2-Bu içerikle dış dünyada eş zamanlı oluşan nesnel bir durum örtüşmelidir.
Jung, eş zamanlı deneyimleri uzay ve zamanın göreliliği ve bir dereceye kadar bilinçdışı ile ilişkilendirdi; “Bu fenomenin çok çeşitli ve kafa karıştırıcı yönleri, şu anda görebildiğim kadarıyla, psişik olarak göreli bir uzay-zaman sürekliliği varsayımıyla tamamen açıklanabilir. Psişik bir içerik bilincin eşiğini geçer geçmez, eş zamanlı marjinal fenomenler ortadan kalkar, zaman ve uzay alışılmış egemenliğine geri döner ve bilinç bir kez daha öznelliği içinde yalıtılır… Bunun tersine, özne bilinçsiz bir duruma getirilerek eş zamanlı fenomenler uyandırılabilir.”
Eşzamanlılık Jung tarafından "nedensel olmayan bir bağlantı ilkesi", kişisel psişe ile maddi dünya arasındaki esasen gizemli bir bağlantı olarak tanımlandı ve temelde bunların yalnızca farklı enerji biçimleri oldukları gerçeğine dayandırdı. “Psişe ve maddenin bir ve aynı tözün iki farklı yönü olması sadece mümkün değil, hatta oldukça muhtemeldir. Eşzamanlılık fenomeni bana öyle geliyor ki, psişik olmayanın psişik gibi davranabileceğini ve aralarında herhangi bir nedensel bağlantı olmaksızın bunun tersini yapabileceğini gösterdiği için bana öyle geliyor.”
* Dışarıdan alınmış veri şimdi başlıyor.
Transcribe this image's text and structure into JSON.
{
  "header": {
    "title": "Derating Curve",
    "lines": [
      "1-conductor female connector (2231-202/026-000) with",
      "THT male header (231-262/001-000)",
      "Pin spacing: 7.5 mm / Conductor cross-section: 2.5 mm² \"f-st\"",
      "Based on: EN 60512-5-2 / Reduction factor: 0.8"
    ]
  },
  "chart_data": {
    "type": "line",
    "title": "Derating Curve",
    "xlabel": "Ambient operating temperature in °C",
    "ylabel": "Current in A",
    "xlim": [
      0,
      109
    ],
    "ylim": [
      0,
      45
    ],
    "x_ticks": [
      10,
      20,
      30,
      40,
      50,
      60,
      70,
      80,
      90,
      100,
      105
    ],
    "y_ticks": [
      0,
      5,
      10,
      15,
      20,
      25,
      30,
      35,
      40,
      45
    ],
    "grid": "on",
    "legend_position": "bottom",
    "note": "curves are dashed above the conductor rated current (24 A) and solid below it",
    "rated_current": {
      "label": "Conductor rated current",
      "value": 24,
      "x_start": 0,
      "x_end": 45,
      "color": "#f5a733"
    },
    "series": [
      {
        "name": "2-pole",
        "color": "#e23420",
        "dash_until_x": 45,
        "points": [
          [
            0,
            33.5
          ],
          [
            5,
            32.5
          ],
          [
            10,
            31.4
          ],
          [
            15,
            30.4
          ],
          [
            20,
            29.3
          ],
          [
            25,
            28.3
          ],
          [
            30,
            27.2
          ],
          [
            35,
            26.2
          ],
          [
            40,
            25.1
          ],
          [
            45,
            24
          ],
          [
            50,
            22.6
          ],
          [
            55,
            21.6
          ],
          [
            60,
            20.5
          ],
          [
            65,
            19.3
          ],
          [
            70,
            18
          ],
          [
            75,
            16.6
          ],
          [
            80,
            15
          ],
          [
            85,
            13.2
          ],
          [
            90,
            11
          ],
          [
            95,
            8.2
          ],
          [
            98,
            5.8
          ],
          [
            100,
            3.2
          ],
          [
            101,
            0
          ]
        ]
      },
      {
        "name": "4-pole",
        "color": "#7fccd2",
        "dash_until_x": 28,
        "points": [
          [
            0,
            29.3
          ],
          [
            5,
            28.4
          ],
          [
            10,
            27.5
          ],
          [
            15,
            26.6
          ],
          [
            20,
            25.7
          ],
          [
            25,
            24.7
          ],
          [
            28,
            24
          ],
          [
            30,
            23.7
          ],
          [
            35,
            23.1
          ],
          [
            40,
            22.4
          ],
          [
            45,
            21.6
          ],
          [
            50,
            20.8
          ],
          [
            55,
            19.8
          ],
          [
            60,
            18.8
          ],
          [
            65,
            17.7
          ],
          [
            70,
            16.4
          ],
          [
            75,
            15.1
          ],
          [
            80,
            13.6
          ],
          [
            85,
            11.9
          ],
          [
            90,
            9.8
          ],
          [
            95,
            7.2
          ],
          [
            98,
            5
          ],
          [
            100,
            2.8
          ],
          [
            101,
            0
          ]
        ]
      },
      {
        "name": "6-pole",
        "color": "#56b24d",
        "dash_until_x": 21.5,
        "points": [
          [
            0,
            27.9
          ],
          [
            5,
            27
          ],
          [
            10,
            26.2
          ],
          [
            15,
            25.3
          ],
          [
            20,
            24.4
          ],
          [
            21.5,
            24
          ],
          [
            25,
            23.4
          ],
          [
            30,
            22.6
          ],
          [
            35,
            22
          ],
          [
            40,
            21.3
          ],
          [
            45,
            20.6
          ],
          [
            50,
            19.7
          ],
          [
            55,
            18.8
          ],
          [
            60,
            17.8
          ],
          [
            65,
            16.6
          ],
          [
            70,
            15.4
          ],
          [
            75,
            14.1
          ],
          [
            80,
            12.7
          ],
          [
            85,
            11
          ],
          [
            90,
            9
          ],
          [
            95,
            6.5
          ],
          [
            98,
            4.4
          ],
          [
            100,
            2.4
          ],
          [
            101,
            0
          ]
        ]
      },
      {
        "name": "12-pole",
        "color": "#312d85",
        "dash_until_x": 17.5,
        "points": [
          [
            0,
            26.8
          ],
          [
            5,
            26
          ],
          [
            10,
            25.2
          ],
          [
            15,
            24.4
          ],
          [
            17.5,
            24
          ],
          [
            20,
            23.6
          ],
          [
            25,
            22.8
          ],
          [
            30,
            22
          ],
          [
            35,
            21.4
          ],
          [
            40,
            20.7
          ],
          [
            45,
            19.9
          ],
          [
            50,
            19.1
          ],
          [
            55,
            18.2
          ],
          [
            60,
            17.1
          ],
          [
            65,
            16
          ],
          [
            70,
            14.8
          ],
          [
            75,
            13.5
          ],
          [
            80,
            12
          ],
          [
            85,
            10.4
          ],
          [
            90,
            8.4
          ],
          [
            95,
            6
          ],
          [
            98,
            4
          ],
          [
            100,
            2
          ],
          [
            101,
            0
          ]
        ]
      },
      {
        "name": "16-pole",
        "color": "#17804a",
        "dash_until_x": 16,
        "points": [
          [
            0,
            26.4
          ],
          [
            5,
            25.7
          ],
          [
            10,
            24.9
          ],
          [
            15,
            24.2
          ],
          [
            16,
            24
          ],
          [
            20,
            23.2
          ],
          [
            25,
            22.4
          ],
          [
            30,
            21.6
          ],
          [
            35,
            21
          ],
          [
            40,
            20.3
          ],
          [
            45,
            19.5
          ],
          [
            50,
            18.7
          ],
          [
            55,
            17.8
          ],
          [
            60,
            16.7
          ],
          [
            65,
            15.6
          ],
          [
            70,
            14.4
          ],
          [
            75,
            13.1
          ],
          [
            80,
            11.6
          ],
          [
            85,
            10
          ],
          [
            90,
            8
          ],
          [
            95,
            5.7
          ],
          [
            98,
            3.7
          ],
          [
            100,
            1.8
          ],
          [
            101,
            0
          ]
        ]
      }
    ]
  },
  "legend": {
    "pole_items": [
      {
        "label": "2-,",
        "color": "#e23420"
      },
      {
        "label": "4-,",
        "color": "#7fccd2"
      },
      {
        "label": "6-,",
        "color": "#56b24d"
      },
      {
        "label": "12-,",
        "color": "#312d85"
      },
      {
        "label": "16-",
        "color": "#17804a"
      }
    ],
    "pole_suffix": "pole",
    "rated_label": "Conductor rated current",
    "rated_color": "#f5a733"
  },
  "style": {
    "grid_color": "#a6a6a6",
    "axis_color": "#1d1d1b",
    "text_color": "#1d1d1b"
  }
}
Bir örnek ile anlatacak olursak: C. G. Jung’un otobiyografisinde aktarılan, aşırı rasyonel, zengin ve aklına fazla güvenen entelektüel bir kadının bu dünyevi yapısı nedeniyle ruhsal tedavisi ilerlememektedir. Jung bu çetin cevizi kırmayı başaramamıştır. Uzun seanslardan sonra, sonunda kadın, Mısır mitolojisinde “yeniden doğuşun” önemli sembollerinden biri olan Scarab/Altın Bok Böceği’ni eline aldığı bir rüya görür. Daha sonra, Jung’un evindeki bir seansta o rüyayı Jung'a anlattığı esnada yanında oturdukları pencerede hafif bir tıkırtı duyulur. Jung pencereyi açtığında İsviçre'de altın bok böceğine denk olan bok böceği türü bir böceğin uçarak Jung’un avucuna konduğunu görürler. Jung elini kadın hastasına uzatarak "İşte senin bok böceğin" dedikten sonra kadının entelektüel aşırı maddeci savunması çökmüş ve iyileşme sürecine girmiştir. İşte bu kadının rüyası (iç tutum) ile bok böceğinin cama tıklaması (dış tutum) arasındaki “anlam” paralelliği, eş zamanlılığın çalışma alanıdır.